I-40: Non Invasive Prenatal Genetic Diagnosis;Current Status and The Future

Discovery of cell free fetal DNA in 1997 has deeply changed the outlook of prenatal diagnosis approaches as most of the clinically established screening tests are not sensitive/specific enough while the current practical diagnostic tests are also invasive in their nature. The most common prenatal screening test is routinely practiced for the diagnosis of Down syndrome (DS) which includes a 10% failure in diagnosis of pregnancies with DS, whilst 19 from 20 positive-screened are also falsely positive. In addition, definite diagnosis of DS pregnancies can be achieved by invasive procedures of amniocentesis and or CVS which will contain a risk of 0.5 to 1% for fetal loss. Non-invasive prenatal genetic diagnosis (NIPNGD) relies on genotyping of the fetus rather than phenotypic evaluations and is done through separation of fetal cells or nucleic acids from maternal blood.
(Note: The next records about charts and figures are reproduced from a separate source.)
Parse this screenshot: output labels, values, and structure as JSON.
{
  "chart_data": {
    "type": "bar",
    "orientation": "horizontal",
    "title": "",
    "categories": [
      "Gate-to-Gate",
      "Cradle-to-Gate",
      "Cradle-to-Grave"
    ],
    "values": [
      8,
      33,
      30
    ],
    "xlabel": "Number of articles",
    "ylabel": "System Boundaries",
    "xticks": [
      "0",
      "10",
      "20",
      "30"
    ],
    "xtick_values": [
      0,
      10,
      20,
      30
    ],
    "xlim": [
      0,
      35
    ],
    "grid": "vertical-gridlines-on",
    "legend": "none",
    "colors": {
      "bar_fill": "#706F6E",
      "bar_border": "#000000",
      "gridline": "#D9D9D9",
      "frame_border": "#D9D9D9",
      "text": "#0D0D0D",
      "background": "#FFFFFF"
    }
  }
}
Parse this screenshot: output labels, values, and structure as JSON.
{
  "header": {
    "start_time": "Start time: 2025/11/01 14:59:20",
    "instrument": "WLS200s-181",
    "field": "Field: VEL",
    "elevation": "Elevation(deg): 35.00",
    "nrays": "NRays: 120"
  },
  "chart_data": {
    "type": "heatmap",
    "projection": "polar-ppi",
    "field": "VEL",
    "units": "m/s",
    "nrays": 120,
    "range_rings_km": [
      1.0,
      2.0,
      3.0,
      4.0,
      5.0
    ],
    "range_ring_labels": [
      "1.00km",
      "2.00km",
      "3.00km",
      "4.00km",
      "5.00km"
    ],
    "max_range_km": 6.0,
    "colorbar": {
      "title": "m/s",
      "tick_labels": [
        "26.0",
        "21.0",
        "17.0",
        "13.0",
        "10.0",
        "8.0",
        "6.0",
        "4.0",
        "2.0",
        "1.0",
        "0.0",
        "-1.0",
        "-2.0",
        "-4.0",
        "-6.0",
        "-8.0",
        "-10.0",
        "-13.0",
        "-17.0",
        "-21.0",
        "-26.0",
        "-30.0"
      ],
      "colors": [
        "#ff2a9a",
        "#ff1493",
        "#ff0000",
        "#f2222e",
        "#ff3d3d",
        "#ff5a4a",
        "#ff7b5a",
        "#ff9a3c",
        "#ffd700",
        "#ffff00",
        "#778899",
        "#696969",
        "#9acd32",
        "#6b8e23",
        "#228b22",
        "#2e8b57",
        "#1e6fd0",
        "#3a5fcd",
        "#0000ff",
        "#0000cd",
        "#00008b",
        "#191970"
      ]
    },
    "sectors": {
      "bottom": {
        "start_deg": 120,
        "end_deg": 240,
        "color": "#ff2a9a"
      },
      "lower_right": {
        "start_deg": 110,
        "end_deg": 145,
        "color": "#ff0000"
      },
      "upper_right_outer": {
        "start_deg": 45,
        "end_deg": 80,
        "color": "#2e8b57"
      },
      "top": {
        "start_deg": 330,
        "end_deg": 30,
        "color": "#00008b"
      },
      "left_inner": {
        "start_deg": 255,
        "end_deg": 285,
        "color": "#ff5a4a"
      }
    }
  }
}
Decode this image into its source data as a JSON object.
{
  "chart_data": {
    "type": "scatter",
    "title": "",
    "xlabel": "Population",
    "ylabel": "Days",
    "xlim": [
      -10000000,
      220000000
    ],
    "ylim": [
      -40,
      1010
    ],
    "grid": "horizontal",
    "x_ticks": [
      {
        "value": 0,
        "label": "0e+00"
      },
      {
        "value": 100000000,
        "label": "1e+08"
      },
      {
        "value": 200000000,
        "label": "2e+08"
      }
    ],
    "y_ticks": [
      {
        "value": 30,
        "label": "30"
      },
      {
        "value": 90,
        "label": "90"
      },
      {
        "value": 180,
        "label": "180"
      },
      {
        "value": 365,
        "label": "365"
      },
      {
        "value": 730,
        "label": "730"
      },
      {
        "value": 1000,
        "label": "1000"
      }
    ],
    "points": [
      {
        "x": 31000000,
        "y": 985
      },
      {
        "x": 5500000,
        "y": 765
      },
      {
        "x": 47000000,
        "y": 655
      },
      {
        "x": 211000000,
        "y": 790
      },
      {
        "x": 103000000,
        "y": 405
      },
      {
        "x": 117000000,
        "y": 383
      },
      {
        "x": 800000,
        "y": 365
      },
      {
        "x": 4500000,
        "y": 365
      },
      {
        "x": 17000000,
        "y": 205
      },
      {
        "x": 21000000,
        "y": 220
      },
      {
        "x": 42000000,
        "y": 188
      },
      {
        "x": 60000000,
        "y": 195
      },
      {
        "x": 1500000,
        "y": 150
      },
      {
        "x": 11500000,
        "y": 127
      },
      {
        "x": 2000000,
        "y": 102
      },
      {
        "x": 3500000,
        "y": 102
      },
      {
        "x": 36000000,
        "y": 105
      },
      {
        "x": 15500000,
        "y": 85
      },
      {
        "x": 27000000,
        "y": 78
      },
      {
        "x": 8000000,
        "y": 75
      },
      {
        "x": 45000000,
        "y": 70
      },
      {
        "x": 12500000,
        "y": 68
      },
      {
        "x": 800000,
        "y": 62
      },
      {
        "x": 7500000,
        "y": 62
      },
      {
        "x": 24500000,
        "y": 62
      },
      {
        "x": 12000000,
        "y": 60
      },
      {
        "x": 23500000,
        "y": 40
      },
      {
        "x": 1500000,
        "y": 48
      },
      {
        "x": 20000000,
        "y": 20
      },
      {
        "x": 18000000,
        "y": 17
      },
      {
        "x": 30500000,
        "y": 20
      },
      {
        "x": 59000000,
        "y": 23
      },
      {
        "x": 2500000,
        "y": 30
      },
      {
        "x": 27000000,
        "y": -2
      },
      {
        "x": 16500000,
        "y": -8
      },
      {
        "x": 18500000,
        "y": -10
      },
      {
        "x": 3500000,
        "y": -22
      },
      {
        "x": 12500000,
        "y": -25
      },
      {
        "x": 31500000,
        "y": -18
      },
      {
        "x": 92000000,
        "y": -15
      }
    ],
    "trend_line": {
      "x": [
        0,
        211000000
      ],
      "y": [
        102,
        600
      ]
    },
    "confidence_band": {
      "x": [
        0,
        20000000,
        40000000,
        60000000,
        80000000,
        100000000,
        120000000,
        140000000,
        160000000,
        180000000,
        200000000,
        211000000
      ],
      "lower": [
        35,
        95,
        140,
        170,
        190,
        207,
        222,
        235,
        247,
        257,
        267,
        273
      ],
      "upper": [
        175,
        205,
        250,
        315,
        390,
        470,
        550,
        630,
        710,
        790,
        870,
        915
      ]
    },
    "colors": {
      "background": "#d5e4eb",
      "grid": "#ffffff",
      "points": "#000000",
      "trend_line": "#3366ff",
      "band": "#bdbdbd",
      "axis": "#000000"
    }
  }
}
In the last 15 years, an increasing number of researches were done on NIPNGD which in turn have brought it to the edge of approval for clinical application at least in some prenatal conditions like DS. Nowadays, NIPNGD methods are broadly under investigation to determine their applicability in various fetomaternal conditions such as fetal sex determination, aneuploidies, single gene disorders, microdeletions and microduplications, Rhesus incompatibility, fetal growth restrictions, preeclampsia, preterm labor and so on. These approaches are mostly based on detecting fetal nucleic acids in maternal blood as the number of intact fetal cells and the methods for their separation from maternal blood are quietly limited. The two important obstacles that have hindered the use of cell free fetal DNA in NIPNGD are the very low ratio of fetal DNA in maternal blood (3 to 6%) and difficulty in distinguishing fetal DNA from maternal DNA. These difficulties are mostly affecting the result of conventional methods such as PCR and Sanger sequencing. Sophisticated and highly throughput new approaches such as array CGH and next generation sequencing (NGS) are promising to be able to overcome these drawbacks. At the present, NGS is going to be clinically applicable for screening trisomic pregnancies with 100% sensitivity and specificity. It is predictable that these methods can be extensively applied in the clinic for non-invasive prenatal diagnosis of various genetic conditions in the future.